Generally speaking, liability insurance on the use of a motor vehicle includes coverage for bodily injury suffered during the loading or unloading of the vehicle. However, there still must be a demonstration that the injury resulted from “some act or omission related to the use of the vehicle” (Eagle Ins. Co. v. Butts, 269 A.D.2d 558, 559, 707 N.Y.S.2d 115, lv. denied 95 N.Y.2d 768, 721 N.Y.S.2d 605, 744 N.E.2d 141; see also Elite Ambulette Corp. v. All City Ins. Co., 293 A.D.2d 643, 644-645, 740 N.Y.S.2d 442). Simply sustaining an injury during the unloading process, without any showing of negligent use of the truck, does not invoke liability coverage under the vehicle insurance policy (Coughlan v. Turner Constr. Co., 296 A.D.2d 342, 745 N.Y.S.2d 164).
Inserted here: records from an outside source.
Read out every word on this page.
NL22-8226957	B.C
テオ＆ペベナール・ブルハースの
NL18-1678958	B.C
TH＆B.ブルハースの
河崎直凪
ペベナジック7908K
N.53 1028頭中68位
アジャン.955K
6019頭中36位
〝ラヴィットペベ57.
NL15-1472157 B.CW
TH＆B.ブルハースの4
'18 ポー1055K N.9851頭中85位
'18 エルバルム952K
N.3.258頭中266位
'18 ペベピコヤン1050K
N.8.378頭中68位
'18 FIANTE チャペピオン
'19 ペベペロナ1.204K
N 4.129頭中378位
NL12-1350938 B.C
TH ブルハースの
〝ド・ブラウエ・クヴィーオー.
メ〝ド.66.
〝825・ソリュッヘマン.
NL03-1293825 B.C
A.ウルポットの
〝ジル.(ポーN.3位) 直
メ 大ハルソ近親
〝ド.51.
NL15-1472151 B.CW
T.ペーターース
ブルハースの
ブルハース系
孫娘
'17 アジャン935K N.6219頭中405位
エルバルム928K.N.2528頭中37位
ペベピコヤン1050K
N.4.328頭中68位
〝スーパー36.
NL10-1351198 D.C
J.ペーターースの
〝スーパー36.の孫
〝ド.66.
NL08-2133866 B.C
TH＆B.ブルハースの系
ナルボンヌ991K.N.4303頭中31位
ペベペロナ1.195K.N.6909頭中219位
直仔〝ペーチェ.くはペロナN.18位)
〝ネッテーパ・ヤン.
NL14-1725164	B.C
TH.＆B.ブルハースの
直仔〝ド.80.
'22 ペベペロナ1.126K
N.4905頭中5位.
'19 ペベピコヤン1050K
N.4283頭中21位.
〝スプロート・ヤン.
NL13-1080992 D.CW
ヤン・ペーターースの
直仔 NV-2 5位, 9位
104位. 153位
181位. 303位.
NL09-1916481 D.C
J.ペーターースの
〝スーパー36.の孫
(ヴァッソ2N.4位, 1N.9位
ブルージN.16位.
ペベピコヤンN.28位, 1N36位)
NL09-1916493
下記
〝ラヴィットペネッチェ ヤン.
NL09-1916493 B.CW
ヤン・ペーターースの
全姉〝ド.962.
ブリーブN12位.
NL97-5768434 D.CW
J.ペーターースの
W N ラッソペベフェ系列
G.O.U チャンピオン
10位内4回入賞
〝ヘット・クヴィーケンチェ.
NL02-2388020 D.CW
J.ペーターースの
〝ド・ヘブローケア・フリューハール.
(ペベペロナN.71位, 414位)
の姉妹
An insurer may look to the pleadings in an underlying action to determine whether a claim falls within the parameters of the policy (2619 Realty v. Fidelity & Guar. Ins. Co., 303 A.D.2d 299, 756 N.Y.S.2d 564). Scrutiny of the underlying complaint herein reveals no cognizable allegation of negligence with regard to the covered vehicle.
Goll's bill of particulars fixes the location of the accident not in the vehicle, but “in [ABC's] loading area.” No argument is made that the crate ultimately came apart during the unloading by reason of improper loading or securing of the crate in the truck's cargo area. The complete operation of transporting goods may include loading and unloading, but does not encompass acts in preparing goods for loading (Frontuto v. Burgun Trucking Co., 78 N.Y.2d 938, 573 N.Y.S.2d 634, 578 N.E.2d 432, affg. 168 A.D.2d 914, 915, 564 N.Y.S.2d 882 [where the Fourth Department recognized such preliminary acts as “dismantling” or even “crating” prior to shipment] ).
The complaint is rife with allegations of negligence in the design, construction and maintenance of the crate, and in permitting a dangerous condition to exist in the loading area. But there is no allegation of negligence in the actual “shipping” of the crate (cf. Axton Cross Co. v. Lumbermens Mut. Cas. Co., 176 A.D.2d 482, 574 N.Y.S.2d 561, lv. dismissed 79 N.Y.2d 822, 580 N.Y.S.2d 201, 588 N.E.2d 99), or even its “loading,” for that matter (cf. Argentina v. Emery World Wide Delivery Corp., 93 N.Y.2d 554, 693 N.Y.S.2d 493, 715 N.E.2d 495). Absent such allegations as to negligent use of the vehicle, the insurer has no obligation to defend-let alone indemnify-the insured (Progressive Cas. Ins. Co. v. Yodice, 276 A.D.2d 540, 542, 714 N.Y.S.2d 715).
Under the circumstances, we need not address the remaining issues raised on this appeal.